Do mesmo modo, o meu Sudoeste é extensível, como aquelas imagens que mudam de sentido consoante o nível da percepção em que decido captá-las. Conheço assim, subjectivamente, três Sudoestes.
O primeiro, muito vasto (uma quarta parte da França), é-me designado instintivamente por um sentimento tenaz de solidariedade (pois estou longe de o ter visitado na sua totalidade): qualquer notícia que me chegue desse espaço toca-me de uma forma pessoal. Ao pensar nisto, parece-me que a unidade desse grande Sudoeste é para mim a língua: não o dialecto (pois não conheço nenhuma langue d’oc); mas o sotaque, porque não há dúvida que o sotaque do Sudoeste formou os modelos de entoação que marcaram a minha primeira infância. Este sotaque gascão distingue-se para mim do outro sotaque meridional, o do Sul mediterrânico; este tem, na França de hoje, algo de triunfante: sustentado por todo um folclore cinematográfico (Raimu, Fernandel), publicitário (azeites, limões) e turístico; o sotaque do Sudoeste (talvez mais pesado, menos cantante) não tem esses títulos de modernidade; para se ilustrar tem apenas as entrevistas dos jogadores de rugby. Eu próprio não tenho sotaque; no entanto, ficou-me da infância um «meridionalismo»: digo «socializmo» e não «socialismo» (quem sabe se assim não serão dois socialismos?).

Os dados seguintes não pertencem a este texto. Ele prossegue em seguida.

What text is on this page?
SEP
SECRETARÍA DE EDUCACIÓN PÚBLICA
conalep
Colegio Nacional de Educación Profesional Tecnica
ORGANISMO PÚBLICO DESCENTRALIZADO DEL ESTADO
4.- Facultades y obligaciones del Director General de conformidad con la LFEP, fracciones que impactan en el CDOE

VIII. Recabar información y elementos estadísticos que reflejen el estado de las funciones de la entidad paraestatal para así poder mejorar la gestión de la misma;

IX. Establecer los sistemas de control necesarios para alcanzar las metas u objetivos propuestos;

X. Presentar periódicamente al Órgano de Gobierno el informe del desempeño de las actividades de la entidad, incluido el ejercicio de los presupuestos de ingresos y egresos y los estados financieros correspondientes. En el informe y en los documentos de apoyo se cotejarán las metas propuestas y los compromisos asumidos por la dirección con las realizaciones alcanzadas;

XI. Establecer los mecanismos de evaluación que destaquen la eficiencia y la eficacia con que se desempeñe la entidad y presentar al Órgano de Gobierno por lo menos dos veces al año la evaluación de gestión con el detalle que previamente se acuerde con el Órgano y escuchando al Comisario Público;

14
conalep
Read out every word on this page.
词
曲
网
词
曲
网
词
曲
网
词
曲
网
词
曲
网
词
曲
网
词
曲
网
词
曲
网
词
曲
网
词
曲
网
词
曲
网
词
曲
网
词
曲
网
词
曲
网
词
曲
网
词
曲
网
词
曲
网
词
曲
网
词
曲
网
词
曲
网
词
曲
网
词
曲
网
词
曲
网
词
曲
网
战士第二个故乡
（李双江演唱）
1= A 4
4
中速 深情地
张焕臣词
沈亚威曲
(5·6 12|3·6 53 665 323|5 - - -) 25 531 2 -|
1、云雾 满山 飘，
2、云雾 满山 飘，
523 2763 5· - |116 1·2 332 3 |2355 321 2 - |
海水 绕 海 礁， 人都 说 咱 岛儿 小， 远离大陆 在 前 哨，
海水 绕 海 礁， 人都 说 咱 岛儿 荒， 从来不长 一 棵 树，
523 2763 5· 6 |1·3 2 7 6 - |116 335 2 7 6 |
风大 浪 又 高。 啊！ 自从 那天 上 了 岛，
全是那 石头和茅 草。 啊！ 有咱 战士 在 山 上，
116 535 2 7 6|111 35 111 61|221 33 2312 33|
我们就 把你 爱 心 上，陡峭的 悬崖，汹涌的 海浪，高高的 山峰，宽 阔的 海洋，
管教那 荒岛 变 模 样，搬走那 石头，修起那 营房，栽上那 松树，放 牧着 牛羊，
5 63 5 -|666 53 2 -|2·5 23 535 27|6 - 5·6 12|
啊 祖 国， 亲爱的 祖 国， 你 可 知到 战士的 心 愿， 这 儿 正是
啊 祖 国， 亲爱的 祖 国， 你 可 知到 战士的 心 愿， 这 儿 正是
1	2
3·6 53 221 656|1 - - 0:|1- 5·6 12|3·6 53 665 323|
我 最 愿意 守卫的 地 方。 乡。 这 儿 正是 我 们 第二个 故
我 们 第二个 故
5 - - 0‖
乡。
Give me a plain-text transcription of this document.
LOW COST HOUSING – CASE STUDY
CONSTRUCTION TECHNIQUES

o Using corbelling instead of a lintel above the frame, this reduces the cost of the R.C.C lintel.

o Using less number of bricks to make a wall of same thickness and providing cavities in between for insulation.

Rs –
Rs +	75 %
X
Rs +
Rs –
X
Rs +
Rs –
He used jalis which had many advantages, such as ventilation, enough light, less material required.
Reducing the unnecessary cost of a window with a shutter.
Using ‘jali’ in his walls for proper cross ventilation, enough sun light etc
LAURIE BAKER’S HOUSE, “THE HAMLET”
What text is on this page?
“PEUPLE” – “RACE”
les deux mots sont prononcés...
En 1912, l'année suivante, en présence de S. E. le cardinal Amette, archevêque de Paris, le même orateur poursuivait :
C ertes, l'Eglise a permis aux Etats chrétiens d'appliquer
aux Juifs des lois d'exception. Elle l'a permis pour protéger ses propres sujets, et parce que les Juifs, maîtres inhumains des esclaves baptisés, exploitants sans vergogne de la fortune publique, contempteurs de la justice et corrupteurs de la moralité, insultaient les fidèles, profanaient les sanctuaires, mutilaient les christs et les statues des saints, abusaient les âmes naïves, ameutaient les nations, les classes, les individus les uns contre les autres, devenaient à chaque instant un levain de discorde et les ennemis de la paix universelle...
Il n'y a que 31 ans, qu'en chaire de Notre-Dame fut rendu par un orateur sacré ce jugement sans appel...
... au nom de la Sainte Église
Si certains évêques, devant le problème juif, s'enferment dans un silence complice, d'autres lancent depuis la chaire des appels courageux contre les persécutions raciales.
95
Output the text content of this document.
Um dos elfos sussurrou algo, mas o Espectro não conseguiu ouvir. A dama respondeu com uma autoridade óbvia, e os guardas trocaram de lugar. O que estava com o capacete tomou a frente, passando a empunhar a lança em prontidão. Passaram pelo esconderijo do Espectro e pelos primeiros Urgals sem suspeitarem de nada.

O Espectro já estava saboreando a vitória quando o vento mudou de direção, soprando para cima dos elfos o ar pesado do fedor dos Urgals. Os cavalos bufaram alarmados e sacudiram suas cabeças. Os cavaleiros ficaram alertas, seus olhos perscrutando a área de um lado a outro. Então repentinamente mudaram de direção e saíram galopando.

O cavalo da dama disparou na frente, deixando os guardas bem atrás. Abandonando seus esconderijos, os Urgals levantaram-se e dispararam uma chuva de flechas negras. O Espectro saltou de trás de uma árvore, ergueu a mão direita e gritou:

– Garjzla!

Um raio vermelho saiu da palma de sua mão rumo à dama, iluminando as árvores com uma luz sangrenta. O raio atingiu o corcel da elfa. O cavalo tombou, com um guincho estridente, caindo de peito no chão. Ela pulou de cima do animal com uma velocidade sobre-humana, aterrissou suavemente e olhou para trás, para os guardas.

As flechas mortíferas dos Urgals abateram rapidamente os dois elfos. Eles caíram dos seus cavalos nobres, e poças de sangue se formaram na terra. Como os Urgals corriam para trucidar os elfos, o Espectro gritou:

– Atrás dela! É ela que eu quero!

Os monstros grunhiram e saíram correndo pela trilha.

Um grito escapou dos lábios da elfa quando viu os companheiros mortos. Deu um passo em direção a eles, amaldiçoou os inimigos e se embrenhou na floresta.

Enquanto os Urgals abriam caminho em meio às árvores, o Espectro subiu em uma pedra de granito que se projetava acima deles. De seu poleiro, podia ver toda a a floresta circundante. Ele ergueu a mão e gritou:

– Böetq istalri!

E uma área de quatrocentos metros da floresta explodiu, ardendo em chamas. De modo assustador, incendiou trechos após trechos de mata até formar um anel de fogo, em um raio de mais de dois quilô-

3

O meu segundo Sudoeste não é uma região; é apenas uma linha, um trajecto vivido. Quando, vindo de Paris de automóvel (uma viagem que fiz mil vezes), passo Angoulême, um sinal avisa-me que passei o limiar da casa e que entro no país da minha infância; um pequeno bosque de pinheiros de um dos lados, uma palmeira no pátio de uma casa, uma determinada altura das nuvens que dá ao terreno a mobilidade de um rosto. Então começa a grande luz do Sudoeste, nobre e subtil ao mesmo tempo; nunca é cinzenta, nunca é baixa (mesmo quando o sol não brilha), é uma luz-espaço, definida menos pelas cores com as quais afecta as coisas (como no outro Sul) do que pela qualidade eminentemente habitável que dá à terra. Não encontro outra forma de o dizer; é uma luz luminosa. É preciso vê-la, a essa luz (eu diria quase ouvi-la, de tal modo é musical), no Outono, que é a estação soberana deste país; líquida, brilhante, dilacerante porque é a última luz bela do ano, iluminando cada coisa na sua diferença (o Sudoeste é um país de micro-climas), preserva este país de toda a vulgaridade, de toda a gregaridade, torna-o impróprio para turismo fácil e revela a sua aristocracia (não é uma questão de classe, mas de carácter). Dizendo isto de uma maneira tão elogiosa, sinto um certo escrúpulo: não haverá nunca momentos ingratos, neste clima do Sudoeste? Há certamente, mas, para mim, não são os momentos de chuva ou de tempestade (frequentes, no entanto); não são apenas os momentos em que o céu está cinzento; os acidentes da luz, aqui, parece-me, não provocam qualquer «spleen»; não afectam a alma, mas apenas o corpo, por vezes viscoso de humidade, embriagado de clorofila, ou fatigado, extenuado pelo vento de Espanha que torna os Pirinéus muito próximos de um tom violeta: sentimento ambíguo, em que o cansaço acaba por ter algo de delicioso, como acontece sempre que é o meu corpo (e não o meu olhar) a perturbar-se.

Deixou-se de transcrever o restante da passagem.